Interpretive exhibit design, alone amongst design professions, uniquely combines experience design, physical design, graphic design, UI and media design, product design, architectural environments, and storytelling in spatial environments, geared to both general and specific audiences.
Thus, while AI is highly amenable to workflow integration in many IXD disciplines, several questions arise, common to in all fields, and will be considered. These include:
Is “taste” the last stand for humans against AI? No, there are other factors explored below.
Can adoption and capability be projected? Yes, by using known examples and extrapolating from AI job and task capability models as noted below.
How will interpretive exhibit design jobs and workflow change? My modeling projects that about 33% of interpretive design tasks will remain strongly human-driven in 10 years, largely as a result of the need to physically build and install custom fixtures, by humans.
What are the problems AI solves for interpretive designers? AI is evolving so quickly that it is tempting to say “all of them” once Artificial Super Intelligence arrives. For now, it is decreasing friction and “democratizing” creative expression at the risk of increasing “Enshitification.”
Can AI be creative? Yes, in a way, like a stimulating conversation. As usual, it’s “garbage in, garbage out.” But I’ve seen it come up with visual approaches I did not envision and I took advantage of them, but opinions are strongly divided.
We are at a moment in history when technological developments have balanced humanity on a razor’s edge. Tipping one way lies existential doom and extinction of the biosphere (P)doom)9. A nudge the other way lies “Machines of Loving Grace.”1 Assuming the latter, this report is an analysis of how a complex design endeavor will be impacted by an AI that in Andy Hall’s words26 “… give every human being on the planet access to a sort of political superintelligence, if we shape it right.”
I am hopeful at this thought because, as I have written elsewhere, IXD has largely been a myth-making endeavor. Will Superintelligent, or at least competent, well-prompted AIgentic curators and historians, be able to delineate historical truth and scientific fact? Will it be able to navigate cultural realities? Can they be aligned to do so? Will clients accept the “verdict”? Will the public?
Test Image
_________
humbly submitted for your thoughts!
Depends on how you shape the essay I guess. In the current state I can imagine something very interesting to read going into the details of the profession, or a very boring “how this job will get outcompeted by AI in the same way that most other jobs do”. With your current draft/summary I personally would not want to read a full version because it is explaining things that I already agree with (point 1, 2, 5), and the remaining 2 points don’t feel interesting enough.
It is hard to tell you what the general LW audience would think though.
appreciate your candor.
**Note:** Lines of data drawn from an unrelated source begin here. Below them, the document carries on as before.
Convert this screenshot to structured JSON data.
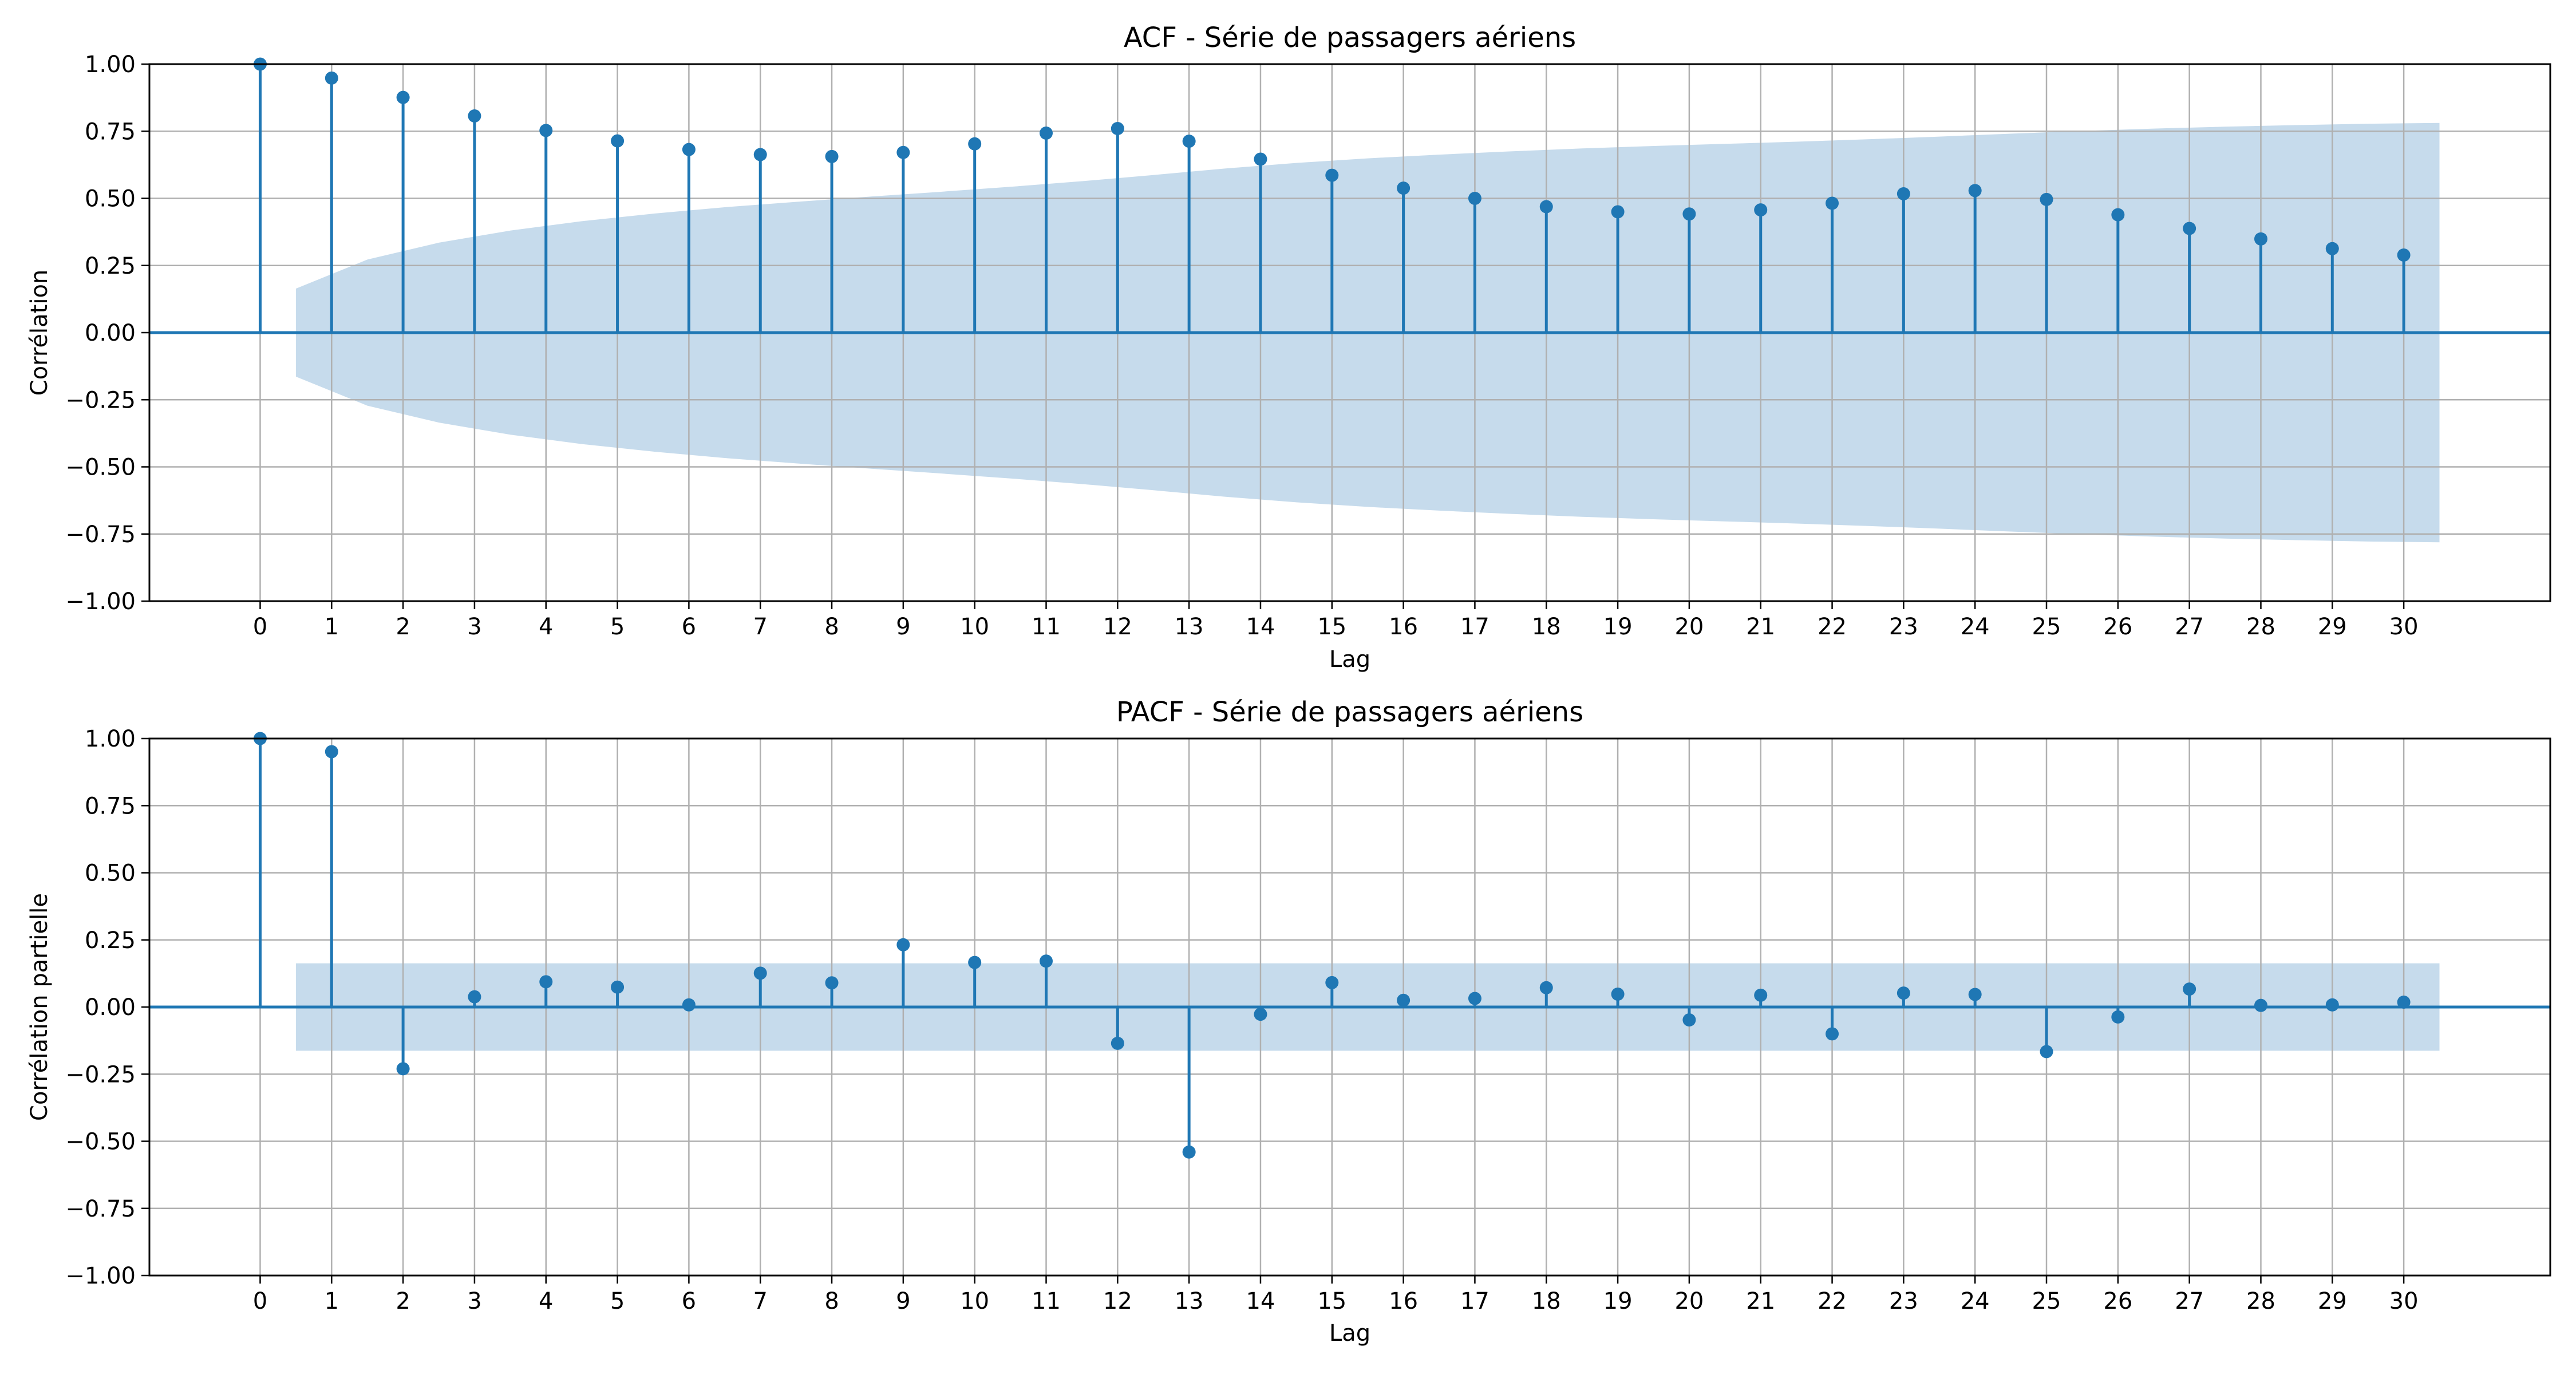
{
  "colors": {
    "series": "#1f77b4",
    "band": "#c6dbec",
    "grid": "#b0b0b0",
    "axis": "#000000"
  },
  "chart_data": [
    {
      "type": "stem",
      "title": "ACF - Série de passagers aériens",
      "xlabel": "Lag",
      "ylabel": "Corrélation",
      "ylim": [
        -1.0,
        1.0
      ],
      "xlim": [
        -1.55,
        32.05
      ],
      "y_ticks": [
        "−1.00",
        "−0.75",
        "−0.50",
        "−0.25",
        "0.00",
        "0.25",
        "0.50",
        "0.75",
        "1.00"
      ],
      "x_ticks": [
        "0",
        "1",
        "2",
        "3",
        "4",
        "5",
        "6",
        "7",
        "8",
        "9",
        "10",
        "11",
        "12",
        "13",
        "14",
        "15",
        "16",
        "17",
        "18",
        "19",
        "20",
        "21",
        "22",
        "23",
        "24",
        "25",
        "26",
        "27",
        "28",
        "29",
        "30"
      ],
      "grid": true,
      "series": [
        {
          "x": [
            0,
            1,
            2,
            3,
            4,
            5,
            6,
            7,
            8,
            9,
            10,
            11,
            12,
            13,
            14,
            15,
            16,
            17,
            18,
            19,
            20,
            21,
            22,
            23,
            24,
            25,
            26,
            27,
            28,
            29,
            30
          ],
          "values": [
            1.0,
            0.948,
            0.876,
            0.807,
            0.753,
            0.714,
            0.682,
            0.663,
            0.656,
            0.671,
            0.703,
            0.743,
            0.76,
            0.713,
            0.646,
            0.586,
            0.538,
            0.5,
            0.469,
            0.45,
            0.442,
            0.457,
            0.482,
            0.517,
            0.529,
            0.496,
            0.439,
            0.388,
            0.349,
            0.313,
            0.289
          ]
        }
      ],
      "confidence_band": {
        "x_start": 0.5,
        "x_end": 30.5,
        "upper": [
          0.164,
          0.272,
          0.335,
          0.38,
          0.415,
          0.443,
          0.467,
          0.487,
          0.506,
          0.524,
          0.543,
          0.564,
          0.587,
          0.611,
          0.632,
          0.649,
          0.663,
          0.675,
          0.686,
          0.695,
          0.703,
          0.711,
          0.72,
          0.73,
          0.741,
          0.751,
          0.76,
          0.767,
          0.773,
          0.778,
          0.781
        ]
      }
    },
    {
      "type": "stem",
      "title": "PACF - Série de passagers aériens",
      "xlabel": "Lag",
      "ylabel": "Corrélation partielle",
      "ylim": [
        -1.0,
        1.0
      ],
      "xlim": [
        -1.55,
        32.05
      ],
      "y_ticks": [
        "−1.00",
        "−0.75",
        "−0.50",
        "−0.25",
        "0.00",
        "0.25",
        "0.50",
        "0.75",
        "1.00"
      ],
      "x_ticks": [
        "0",
        "1",
        "2",
        "3",
        "4",
        "5",
        "6",
        "7",
        "8",
        "9",
        "10",
        "11",
        "12",
        "13",
        "14",
        "15",
        "16",
        "17",
        "18",
        "19",
        "20",
        "21",
        "22",
        "23",
        "24",
        "25",
        "26",
        "27",
        "28",
        "29",
        "30"
      ],
      "grid": true,
      "series": [
        {
          "x": [
            0,
            1,
            2,
            3,
            4,
            5,
            6,
            7,
            8,
            9,
            10,
            11,
            12,
            13,
            14,
            15,
            16,
            17,
            18,
            19,
            20,
            21,
            22,
            23,
            24,
            25,
            26,
            27,
            28,
            29,
            30
          ],
          "values": [
            1.0,
            0.951,
            -0.23,
            0.038,
            0.094,
            0.074,
            0.008,
            0.126,
            0.09,
            0.232,
            0.166,
            0.171,
            -0.135,
            -0.54,
            -0.027,
            0.091,
            0.025,
            0.032,
            0.072,
            0.048,
            -0.048,
            0.044,
            -0.1,
            0.052,
            0.047,
            -0.166,
            -0.037,
            0.067,
            0.006,
            0.008,
            0.018
          ]
        }
      ],
      "confidence_band": {
        "x_start": 0.5,
        "x_end": 30.5,
        "upper": [
          0.163,
          0.163
        ]
      }
    }
  ]
}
Yes, I am preaching to the choir in the intro, but in the model and writeup I do go into details of the profession and imagine near-term team-member role evolution + AI.
Not sure how to insert images in the markdown scheme, so before I post the rest, I need to figure that out!
If you don’t use the markdown editor then you can just paste images. If you still want to use the markdown editor then
(or maybe pasting images also work in markdown? idk)https://www.lesswrong.com/account?tab=preferences
tx. image paste works. Thinking about how to sharpen the opening up, “boring” hurts!